Chaos engineering for AI agents
Chaos engineering for AI agents is the disciplined injection of controlled faults into an agent system to measure how far each fault propagates and what fraction of it the architecture contains, each result reported with a confidence interval.
Chaos engineering for AI agents is the disciplined injection of controlled faults into an agent system to measure how far each fault propagates and what fraction the architecture contains. Despite the name, the discipline is measured and hypothesis-driven, defined as “the discipline of experimenting on a system in order to build confidence in the system’s capability to withstand turbulent conditions in production” (Principles of Chaos), built on a steady-state baseline and a mandate to minimize blast radius. The output must be a measured propagation-and-containment figure, not a judge’s pass on a fault storm.
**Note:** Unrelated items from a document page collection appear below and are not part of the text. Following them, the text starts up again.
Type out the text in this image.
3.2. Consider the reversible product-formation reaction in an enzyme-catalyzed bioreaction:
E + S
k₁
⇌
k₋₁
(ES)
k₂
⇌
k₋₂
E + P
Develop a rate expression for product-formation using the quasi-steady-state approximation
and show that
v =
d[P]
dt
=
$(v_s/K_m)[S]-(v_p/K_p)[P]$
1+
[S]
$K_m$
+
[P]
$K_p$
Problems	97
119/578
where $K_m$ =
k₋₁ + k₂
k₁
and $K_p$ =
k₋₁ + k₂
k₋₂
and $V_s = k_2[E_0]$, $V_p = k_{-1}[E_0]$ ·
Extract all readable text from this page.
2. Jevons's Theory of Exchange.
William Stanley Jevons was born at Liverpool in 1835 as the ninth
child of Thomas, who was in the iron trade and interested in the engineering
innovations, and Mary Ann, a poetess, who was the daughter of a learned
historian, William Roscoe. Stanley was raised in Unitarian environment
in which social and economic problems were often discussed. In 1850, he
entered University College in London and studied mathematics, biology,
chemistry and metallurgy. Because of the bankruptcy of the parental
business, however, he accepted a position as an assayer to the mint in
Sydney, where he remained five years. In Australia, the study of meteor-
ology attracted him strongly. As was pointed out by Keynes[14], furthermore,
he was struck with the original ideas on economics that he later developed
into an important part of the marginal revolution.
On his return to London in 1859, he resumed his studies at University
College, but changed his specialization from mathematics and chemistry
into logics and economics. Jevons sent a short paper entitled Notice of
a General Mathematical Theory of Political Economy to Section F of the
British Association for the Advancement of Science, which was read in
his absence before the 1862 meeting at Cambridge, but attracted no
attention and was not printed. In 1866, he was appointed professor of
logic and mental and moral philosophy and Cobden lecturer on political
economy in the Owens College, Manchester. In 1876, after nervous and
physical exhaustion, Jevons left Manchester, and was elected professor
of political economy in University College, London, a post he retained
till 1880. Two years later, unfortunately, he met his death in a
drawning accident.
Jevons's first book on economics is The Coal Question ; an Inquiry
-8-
The loop begins from a steady-state hypothesis, the measurable normal an agent system holds before anything breaks. A single fault injection at a known hop perturbs that baseline, and the deviation is read as a blast radius and a containment rate. Running that loop across the topology under rigorous reliability testing, enough times to bound each figure to an interval, is what makes the result a measurement rather than an anecdote.
Emerging agent-chaos tooling injects faults into agent runs. The rigorous version does not stop at the injection: it scores propagation and containment across the whole topology and reports each figure with an interval.